Hans-Christian Ströbele gestorben Einer, der seinem Gewissen folgte
Er verteidigte RAF-Mitglieder und musste wegen Unterstützung einer terroristischen Organisation selbst ins Gefängnis. Als Mitbegründer der Grünen war er für seine Partei stets unbequem. Nun ist Hans-Christian Ströbele gestorben.
Hans-Christian Ströbele - ein Mann der Basis. Einer, der nur seinem Gewissen verpflichtet war. Und für das eintrat, was er für richtig hielt. Nun ist der langjährige Grünen-Bundestagsabgeordnete im Alter von 83 Jahren gestorben.
Bekannt wurde er als Mitbegründer des ersten und einzigen Sozialistischen Anwaltskollektives. Gemeinsam mit Otto Schily und Horst Mahler verteidigt er die RAF-Terroristen der ersten Generation.
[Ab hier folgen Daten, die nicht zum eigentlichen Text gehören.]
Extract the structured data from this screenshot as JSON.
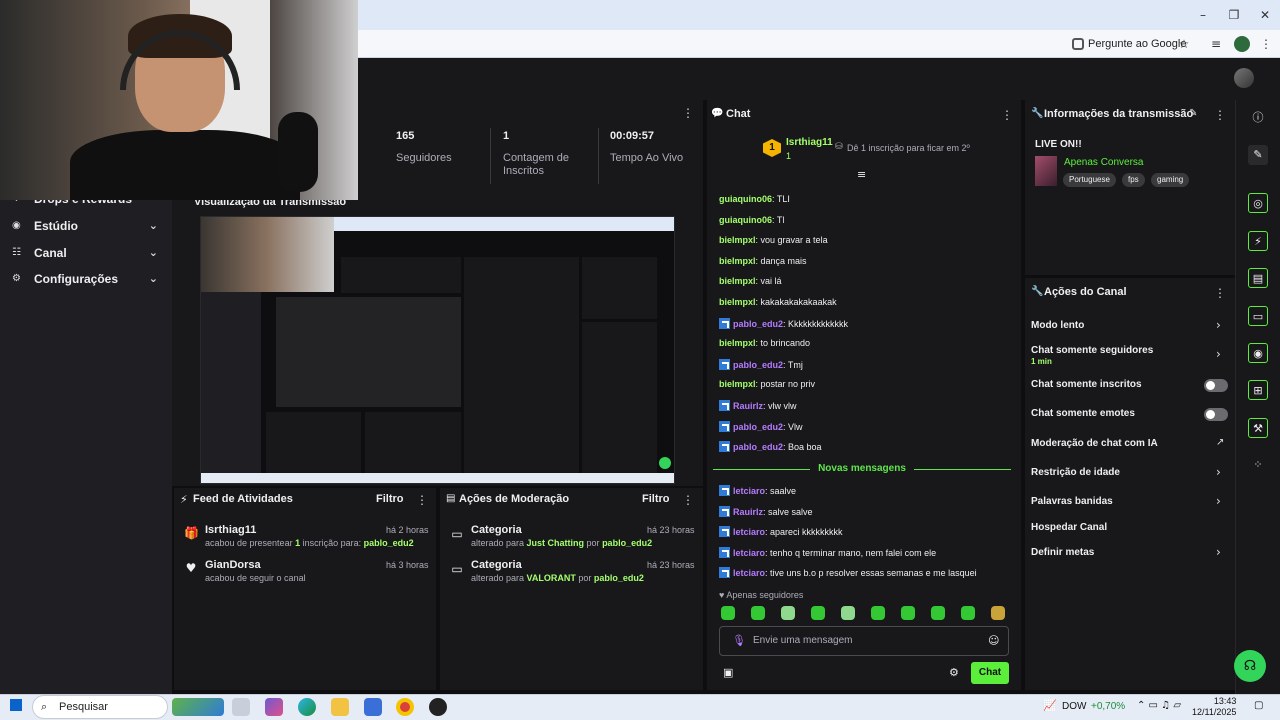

Doch die Anwälte gehen noch weiter - sie ermöglichen den Gefangenen den Austausch von Informationen.
Das bringt Ströbele für wenige Wochen selbst ins Gefängnis: "In dem Haftbefehl des Amtsgerichts Tiergarten wird Rechtsanwalt Ströbele vorgeworfen, eine kriminelle Vereinigung unterstützt zu haben und zwar in einem besonders schweren Fall", sagte der damalige Justizsenator von Berlin, Hermann Oxfort.
Für die Grünen war er unbequem
Trotz großer Proteste wird er zu zehn Monaten Haft auf Bewährung verurteilt. Sein Engagement für die Mitglieder der RAF hielt Ströbele bis zum Schluss für richtig und notwendig. Hans-Christian Ströbele war sein Leben lang konsequent links. Mit linken Träumen - auch als Gründungsmitglied der "taz": "Das war der Traum von einer linken Tageszeitung, den sehr viele hatten und es ist auch mehrfach versucht worden, also etwa vom Spiegel Verlag mal Ende der 1960er Jahre, das hat immer nicht geklappt und da haben wir gesagt, das muss irgendwie hinhauen." Es hat funktioniert.
Ebenso wie die Gründung der Grünen - auch da war Ströbele Mann der ersten Stunde - und zog 1985 in den Bundestag ein. Aber auch für die Grünen war er unbequem - als Pazifist einer der größten Kritiker des grünen Außenministers Fischer, der sich für Auslandseinsätze der Bundeswehr aussprach. Die Folge: 2002 verweigert ihm die Partei einen aussichtsreichen Listenplatz. Doch Ströbele kämpft - und gewinnt als erster Grüner ein Direktmandat.
"Ich freu mich natürlich ungemein und bin auch ein bisschen glücklich darüber, dass ich so eine Anerkennung meiner politischen Arbeit im Bundestag bekommen habe und einen Vertrauensvorschuss für die nächsten vier Jahre. Ich hoffe, ich kann dem gerecht werden", sagte Ströbele damals.
Er macht, was er für richtig hält
Fraktionsdisziplin gilt für ihn nie. Er sagt Nein, wenn er das für richtig hält. Er macht, was er für richtig hält. Alle Welt sprach über Edward Snowden und seine Enthüllungen - Hans-Christian Ströbele fliegt zu einem Geheimtreffen mit ihm nach Moskau - sein vielleicht größter Coup. Doch Asyl für Snowden und eine Aussage im Bundestag - dieser Wunsch ging dann nicht in Erfüllung, auch wenn er ihn wie alles konsequent verfolgt hat.
Sein letzter Sieg: die öffentliche Anhörung der Geheimdienstchefs im Bundestag. 2017 tritt er nicht mehr an. Hans-Christian Ströbele - einer, der nur seinem Gewissen gefolgt ist.